Playing off a subject introduced in this post at Video Meliora, I present the books I most enjoyed reading in 2006 (which is not a list of the best books of 2006, because I didn't read many of the books published in that year--that will come after there's been time for the wheat and the chaff to be separated.)
Cormac McCarthy--The Road (a real 2006 book)

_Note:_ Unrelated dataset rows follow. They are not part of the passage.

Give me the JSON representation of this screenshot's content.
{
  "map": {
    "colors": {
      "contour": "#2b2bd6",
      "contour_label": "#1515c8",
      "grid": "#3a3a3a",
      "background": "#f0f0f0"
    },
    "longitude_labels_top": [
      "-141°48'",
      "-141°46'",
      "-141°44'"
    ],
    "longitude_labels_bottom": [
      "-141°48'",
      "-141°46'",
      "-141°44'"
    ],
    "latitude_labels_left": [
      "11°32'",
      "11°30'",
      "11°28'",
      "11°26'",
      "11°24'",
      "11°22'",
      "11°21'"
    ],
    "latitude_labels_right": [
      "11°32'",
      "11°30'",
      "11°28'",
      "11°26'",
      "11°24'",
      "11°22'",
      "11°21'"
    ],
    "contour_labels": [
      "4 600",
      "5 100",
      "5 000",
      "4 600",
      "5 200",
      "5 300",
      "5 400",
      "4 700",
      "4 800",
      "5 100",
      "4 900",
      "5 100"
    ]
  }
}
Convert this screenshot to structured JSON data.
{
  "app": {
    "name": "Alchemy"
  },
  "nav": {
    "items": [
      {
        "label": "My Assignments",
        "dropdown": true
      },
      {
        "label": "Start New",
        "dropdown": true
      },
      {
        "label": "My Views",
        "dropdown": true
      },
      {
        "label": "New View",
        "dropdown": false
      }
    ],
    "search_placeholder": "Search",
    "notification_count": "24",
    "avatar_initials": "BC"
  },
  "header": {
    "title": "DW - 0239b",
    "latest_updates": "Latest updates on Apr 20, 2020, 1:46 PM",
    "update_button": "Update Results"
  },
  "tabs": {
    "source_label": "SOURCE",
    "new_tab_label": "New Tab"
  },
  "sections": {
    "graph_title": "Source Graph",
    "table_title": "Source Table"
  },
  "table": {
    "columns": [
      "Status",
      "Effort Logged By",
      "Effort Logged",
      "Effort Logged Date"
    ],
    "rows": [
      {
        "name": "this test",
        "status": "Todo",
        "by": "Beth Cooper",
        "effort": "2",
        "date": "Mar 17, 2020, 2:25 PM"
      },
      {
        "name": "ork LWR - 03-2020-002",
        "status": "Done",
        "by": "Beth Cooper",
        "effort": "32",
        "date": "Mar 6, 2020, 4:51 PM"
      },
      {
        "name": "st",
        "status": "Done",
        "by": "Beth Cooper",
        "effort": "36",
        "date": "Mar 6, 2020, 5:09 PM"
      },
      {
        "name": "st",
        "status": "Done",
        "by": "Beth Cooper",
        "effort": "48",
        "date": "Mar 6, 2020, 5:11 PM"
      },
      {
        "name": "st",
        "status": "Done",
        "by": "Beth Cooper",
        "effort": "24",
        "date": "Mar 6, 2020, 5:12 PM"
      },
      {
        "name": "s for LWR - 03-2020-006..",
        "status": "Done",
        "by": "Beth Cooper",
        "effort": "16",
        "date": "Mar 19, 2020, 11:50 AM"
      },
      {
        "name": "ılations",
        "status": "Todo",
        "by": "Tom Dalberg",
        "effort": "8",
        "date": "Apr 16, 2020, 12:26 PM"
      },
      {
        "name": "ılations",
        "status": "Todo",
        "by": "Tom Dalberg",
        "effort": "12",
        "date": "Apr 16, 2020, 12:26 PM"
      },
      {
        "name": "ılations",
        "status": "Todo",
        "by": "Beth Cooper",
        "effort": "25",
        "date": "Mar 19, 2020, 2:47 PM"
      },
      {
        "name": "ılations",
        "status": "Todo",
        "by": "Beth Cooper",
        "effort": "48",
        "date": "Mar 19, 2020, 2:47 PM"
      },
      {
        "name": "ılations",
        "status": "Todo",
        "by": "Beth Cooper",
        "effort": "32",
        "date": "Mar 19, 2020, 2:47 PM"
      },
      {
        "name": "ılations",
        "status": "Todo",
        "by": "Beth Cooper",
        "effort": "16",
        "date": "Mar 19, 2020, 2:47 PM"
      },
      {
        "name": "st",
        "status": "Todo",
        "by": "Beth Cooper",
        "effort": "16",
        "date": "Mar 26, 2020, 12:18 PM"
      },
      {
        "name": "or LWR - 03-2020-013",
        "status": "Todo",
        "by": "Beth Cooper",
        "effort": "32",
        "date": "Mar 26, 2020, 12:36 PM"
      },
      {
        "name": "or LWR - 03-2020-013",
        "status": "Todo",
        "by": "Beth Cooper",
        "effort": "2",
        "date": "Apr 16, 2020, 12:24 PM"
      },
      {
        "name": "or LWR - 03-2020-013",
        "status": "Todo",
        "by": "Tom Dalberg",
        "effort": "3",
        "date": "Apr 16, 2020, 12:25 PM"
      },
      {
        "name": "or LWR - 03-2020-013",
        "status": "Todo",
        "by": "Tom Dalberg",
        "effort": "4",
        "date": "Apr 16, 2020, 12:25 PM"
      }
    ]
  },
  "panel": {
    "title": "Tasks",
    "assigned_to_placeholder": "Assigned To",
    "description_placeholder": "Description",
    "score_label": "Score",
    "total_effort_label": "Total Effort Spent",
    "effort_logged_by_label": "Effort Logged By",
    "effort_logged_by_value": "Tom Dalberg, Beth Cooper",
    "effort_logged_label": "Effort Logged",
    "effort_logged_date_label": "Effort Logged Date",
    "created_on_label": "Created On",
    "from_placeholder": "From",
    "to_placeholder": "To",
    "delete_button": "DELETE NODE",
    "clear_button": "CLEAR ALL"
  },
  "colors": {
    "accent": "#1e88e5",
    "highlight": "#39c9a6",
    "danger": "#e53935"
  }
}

Diane Setterfield--The Thirteenth Tale ( a real 2006 book)
Michael Dirda--Open Book
Khaled Hosseini--The Kite Runner
Madaleine St. John--The Essence of the Thing
Muriel Spark--A Far Cry From Kensington
Naomi Novik--His Majesty's Dragon
Thomas Howard--Dove Descending (a study of Four Quartets by T.S. Eliot
Stephen King--The Colorado Kid
In all, some very Catholic books--(Spark, St. John, Howard, and, in a very loose sense Dirda [after all, who else would include Doestoevsky and Georgette Heyer on the list of all-time great writers?)--some very sobering books (McCarthy and Hossseini) and some real fun (Novik, King, and Setterfield).
Two books would have been contenders had I actually finished them--and will probably be at the top of next year's list--
Hammer and Fire Fr. Raphael Simon O.C.S.O.
Union with God Blessed Columba Marmion
Also on the list, but far more controversial: Anne Rice Christ the Lord: Out of Egypt.
Further, I must add that those books which TSO lists and I have also read I concur with heartily. (Helena and In the Heart of the Sea.) I'm encouraged to see Mayflower on the list as well. Once always has trepidation over possible historical revisionism.